Giunge alla sua conclusione la seconda edizione del progetto Formare gli sguardi: educazione al linguaggio audiovisivo e cinematografico attraverso le lenti dell’inclusività, realizzato dall’IIS Fermi Polo Montale di Ventimiglia, sotto la dirigenza della Dott.ssa Maria Grazia Blanco, in partnership con l’associazione Women in Film, Television & Media Italia e Sapienza Università di Roma. Vincitore del Bando ministeriale “Cinema e Immagini per la Scuola”, il progetto si è proposto in entrambe le sue due edizioni (2023-24 e 2024-25) di riflettere sulle rappresentazioni mediatiche delle categorie marginalizzate, con un occhio di riguardo alla parità di genere e alla disabilità fisica e cognitiva, attraverso una formazione e un laboratorio di produzione audiovisiva per gli studenti, una formazione alla didattica dell’audiovisivo per i docenti e una rassegna cinematografica presso il Cinema olimpia di Bordighera sui temi della diversità, dell’equità e dell’inclusione.

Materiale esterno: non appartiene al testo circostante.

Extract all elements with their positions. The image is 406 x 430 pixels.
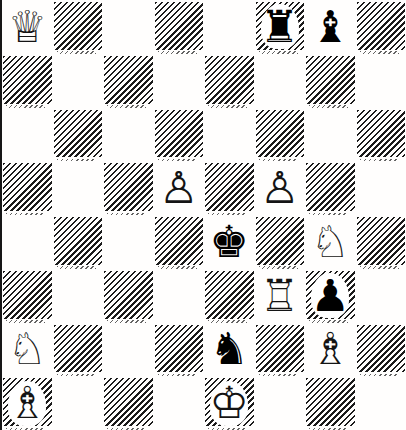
white-rook: ♖ [255,269,306,323]
white-king: ♔ [204,376,255,430]
square-e4[interactable]: ♚ [204,215,255,269]
square-d2[interactable] [154,323,205,377]
square-h7[interactable] [356,54,406,108]
white-pawn: ♙ [154,161,205,215]
square-c3[interactable] [103,269,154,323]
square-d3[interactable] [154,269,205,323]
square-g6[interactable] [305,108,356,162]
square-c8[interactable] [103,0,154,54]
square-h1[interactable] [356,376,406,430]
square-a1[interactable]: ♗ [2,376,53,430]
square-b5[interactable] [53,161,104,215]
square-d1[interactable] [154,376,205,430]
square-d6[interactable] [154,108,205,162]
square-e7[interactable] [204,54,255,108]
square-a8[interactable]: ♕ [2,0,53,54]
square-f4[interactable] [255,215,306,269]
square-g2[interactable]: ♗ [305,323,356,377]
square-b6[interactable] [53,108,104,162]
black-bishop: ♝ [305,0,356,54]
chess-board: ♕♜♝♙♙♚♘♖♟♘♞♗♗♔ [2,0,406,430]
black-pawn: ♟ [305,269,356,323]
square-a6[interactable] [2,108,53,162]
square-c6[interactable] [103,108,154,162]
black-king: ♚ [204,215,255,269]
square-d5[interactable]: ♙ [154,161,205,215]
square-h6[interactable] [356,108,406,162]
square-c5[interactable] [103,161,154,215]
square-b4[interactable] [53,215,104,269]
white-knight: ♘ [2,323,53,377]
square-c1[interactable] [103,376,154,430]
square-a5[interactable] [2,161,53,215]
square-e2[interactable]: ♞ [204,323,255,377]
square-f1[interactable] [255,376,306,430]
square-f5[interactable]: ♙ [255,161,306,215]
square-a7[interactable] [2,54,53,108]
square-e6[interactable] [204,108,255,162]
square-h8[interactable] [356,0,406,54]
square-c4[interactable] [103,215,154,269]
square-e8[interactable] [204,0,255,54]
white-queen: ♕ [2,0,53,54]
square-b2[interactable] [53,323,104,377]
square-b8[interactable] [53,0,104,54]
square-h3[interactable] [356,269,406,323]
square-h2[interactable] [356,323,406,377]
white-pawn: ♙ [255,161,306,215]
square-f8[interactable]: ♜ [255,0,306,54]
square-d7[interactable] [154,54,205,108]
square-g7[interactable] [305,54,356,108]
black-rook: ♜ [255,0,306,54]
square-a2[interactable]: ♘ [2,323,53,377]
chess-diagram: ♕♜♝♙♙♚♘♖♟♘♞♗♗♔ [0,0,406,430]
square-b3[interactable] [53,269,104,323]
white-knight: ♘ [305,215,356,269]
white-bishop: ♗ [305,323,356,377]
black-knight: ♞ [204,323,255,377]
square-g1[interactable] [305,376,356,430]
square-f7[interactable] [255,54,306,108]
square-b1[interactable] [53,376,104,430]
square-d4[interactable] [154,215,205,269]
square-f3[interactable]: ♖ [255,269,306,323]
square-h5[interactable] [356,161,406,215]
square-e3[interactable] [204,269,255,323]
square-g4[interactable]: ♘ [305,215,356,269]
square-g8[interactable]: ♝ [305,0,356,54]
square-e5[interactable] [204,161,255,215]
square-a3[interactable] [2,269,53,323]
square-a4[interactable] [2,215,53,269]
square-f6[interactable] [255,108,306,162]
square-g5[interactable] [305,161,356,215]
square-c7[interactable] [103,54,154,108]
square-d8[interactable] [154,0,205,54]
square-e1[interactable]: ♔ [204,376,255,430]
square-h4[interactable] [356,215,406,269]
square-c2[interactable] [103,323,154,377]
white-bishop: ♗ [2,376,53,430]
square-b7[interactable] [53,54,104,108]
square-g3[interactable]: ♟ [305,269,356,323]
square-f2[interactable] [255,323,306,377]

Un anno di lavoro e sensibilizzazione della comunità scolastica e della cittadinanza che si è chiuso con una lezione davvero speciale presso Sapienza Università di Roma, che si ringrazia sentitamente per l’ospitalità: le ragazze e i ragazzi del laboratorio di produzione audiovisiva del progetto hanno presentato il breve docufilm da loro ideato e realizzato, “Te lo dico apertaMENTE”(https://www.youtube.com/watch?v=Ek1AnPQ9eYg) con l’intento di restituire il loro specifico punto di vista sul disagio psicologico e il disturbo psichiatrico adolescenziale, tema su cui il progetto si è focalizzato in questa sua seconda edizione.
Una tavola rotonda ha aperto il pomeriggio con un confronto sulla rappresentazione delle diversità e la necessità di uno sguardo più inclusivo nelle industrie mediali, tra produzioni internazionali e italiane. Il dibattito, coordinato dalla prof.ssa Romana Andò, docente di Audience Research, Sapienza Università di Roma, Responsabile scientifica del progetto, ha visto gli interventi di Ludovico Bessegato – regista e showrunner, Mauro Pallagrosi – psichiatra e psicoanalista, Domizia De Rosa – presidente Women in Film, Television & Media Italia, Pietro Turano – attore, attivista e vicepresidente Arcigayroma. Dopo è stata la volta degli studenti e delle studentesse del laboratorio Formare gli sguardi che, insieme al filmmaker Simone Caridi, alle ideatrici e coordinatrici del progetto, Ambra Saitta – docente di Lettere dell’IIS Fermi Polo Montale di Ventimiglia - e Federica Nicchiarelli – responsabile Area Formazione WIFTMI – e Simona Giaconella – Social Media Manager del progetto, hanno presentato il loro intenso racconto per immagini: l’isolamento da smartphone, l’ansia da prestazione scolastica e standard di bellezza e perfezione troppo elevati e irrealistici sono stati i temi su cui si sono concentrati, raccontando di un disagio che negli ultimi anni è cresciuto sempre più, spesso venendo ridimensionato dal mondo adulto della famiglia e della scuola. Il loro docufilm ha voluto dunque innescare un dialogo: sia con gli adolescenti coetanei, perché la vergogna del disagio sia superata con un esempio di espressione e condivisione del malessere, sia col mondo degli adulti, genitori e educatori, rispetto ai quali spesso ci si percepisce invisibili. Le fasi di scrittura del cortometraggio, la scoperta degli attrezzi e dei mestieri del cinema, la bellezza di lavorare in team per una sintesi narrativa collettiva, sono stati i punti di forza di un’esperienza che i ragazzi e le ragazze del laboratorio hanno avvertito come arricchente soprattutto sotto il profilo umano, per tutti e tutte: raccontare e raccontarsi per non rimanere invisibili ed esistere, questo è stato il loro insegnamento.